Dopingbekämpfung ist sicherlich legitim, keine Frage. Doch eine auf liberalen Prinzipien gegründete Gesellschaft sollte nicht alles dulden: Es gibt gewisse Grenzen – und diese sind momentan weit über­schrit­ten. So müssen Sportler z.B. 7 Tage die Woche, 365 Tage im Jahr für die Doping-Kontrolle zur Verfügung stehen.
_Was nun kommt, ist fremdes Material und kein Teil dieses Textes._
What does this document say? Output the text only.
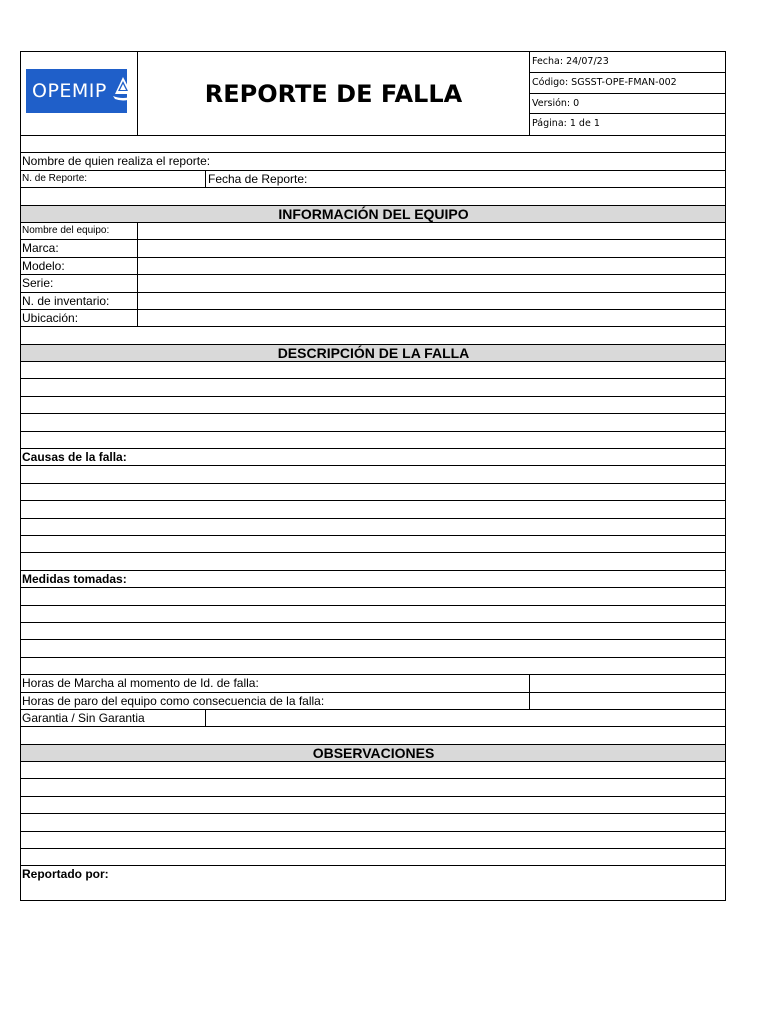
OPEMIP	REPORTE DE FALLA
Fecha: 24/07/23
Código: SGSST-OPE-FMAN-002
Versión: 0
Página: 1 de 1
Nombre de quien realiza el reporte:
N. de Reporte:	Fecha de Reporte:
INFORMACIÓN DEL EQUIPO
Nombre del equipo:
Marca:
Modelo:
Serie:
N. de inventario:
Ubicación:
DESCRIPCIÓN DE LA FALLA
Causas de la falla:
Medidas tomadas:
Horas de Marcha al momento de Id. de falla:
Horas de paro del equipo como consecuencia de la falla:
Garantia / Sin Garantia
OBSERVACIONES
Reportado por:
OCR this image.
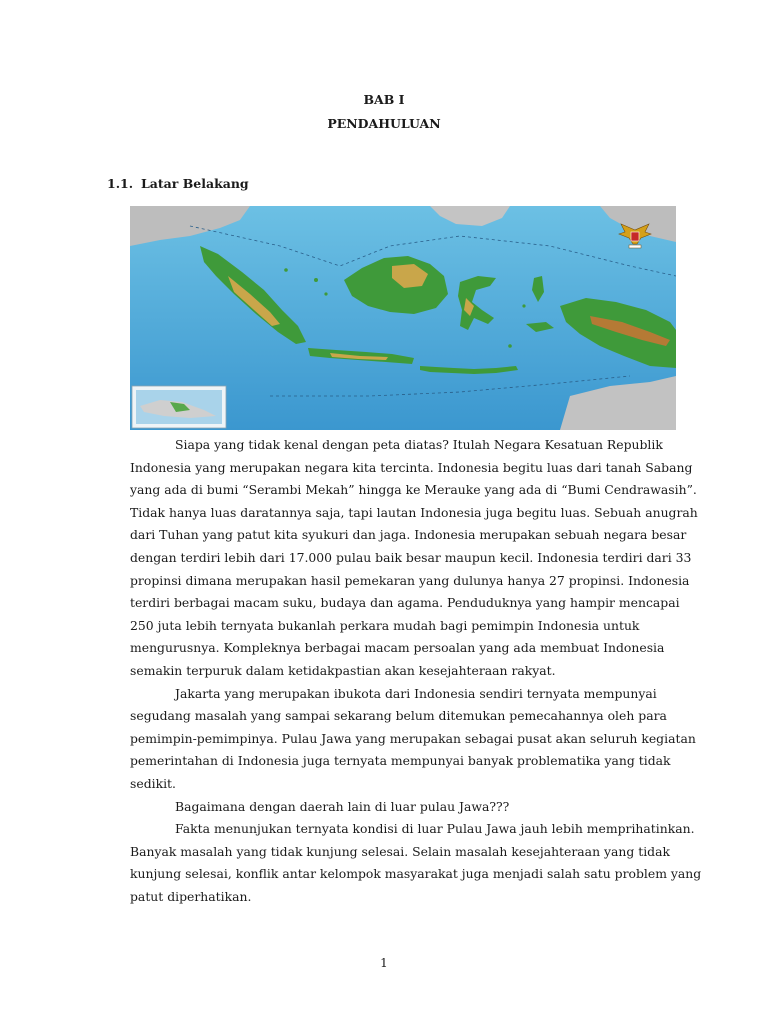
BAB I
PENDAHULUAN
1.1. Latar Belakang
Siapa yang tidak kenal dengan peta diatas? Itulah Negara Kesatuan Republik
Indonesia yang merupakan negara kita tercinta. Indonesia begitu luas dari tanah Sabang
yang ada di bumi “Serambi Mekah” hingga ke Merauke yang ada di “Bumi Cendrawasih”.
Tidak hanya luas daratannya saja, tapi lautan Indonesia juga begitu luas. Sebuah anugrah
dari Tuhan yang patut kita syukuri dan jaga. Indonesia merupakan sebuah negara besar
dengan terdiri lebih dari 17.000 pulau baik besar maupun kecil. Indonesia terdiri dari 33
propinsi dimana merupakan hasil pemekaran yang dulunya hanya 27 propinsi. Indonesia
terdiri berbagai macam suku, budaya dan agama. Penduduknya yang hampir mencapai
250 juta lebih ternyata bukanlah perkara mudah bagi pemimpin Indonesia untuk
mengurusnya. Kompleknya berbagai macam persoalan yang ada membuat Indonesia
semakin terpuruk dalam ketidakpastian akan kesejahteraan rakyat.
Jakarta yang merupakan ibukota dari Indonesia sendiri ternyata mempunyai
segudang masalah yang sampai sekarang belum ditemukan pemecahannya oleh para
pemimpin-pemimpinya. Pulau Jawa yang merupakan sebagai pusat akan seluruh kegiatan
pemerintahan di Indonesia juga ternyata mempunyai banyak problematika yang tidak
sedikit.
Bagaimana dengan daerah lain di luar pulau Jawa???
Fakta menunjukan ternyata kondisi di luar Pulau Jawa jauh lebih memprihatinkan.
Banyak masalah yang tidak kunjung selesai. Selain masalah kesejahteraan yang tidak
kunjung selesai, konflik antar kelompok masyarakat juga menjadi salah satu problem yang
patut diperhatikan.
1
Sie sind verpflichtet, gegenüber den Kontrolleuren für drei Monate im Voraus ih­ren Aufent­halts­ort anzugeben. Diese Regelungen verstoßen gegen das „Recht auf Pri­vatheit“, das allen Bürgern der Bundesrepublik Deutschland im Grundgesetz garantiert ist.

Müssen Sportler das akzeptieren? Oder müsste das Anti-Doping Regelwerk reformiert werden, um grund­rechtskonform zu sein? Was muss geschehen, damit die Interessen der Sportler in Zukunft von vorn­herein besser berücksichtigt werden? Wer entscheidet eigentlich über das Anti-Doping Regel­werk?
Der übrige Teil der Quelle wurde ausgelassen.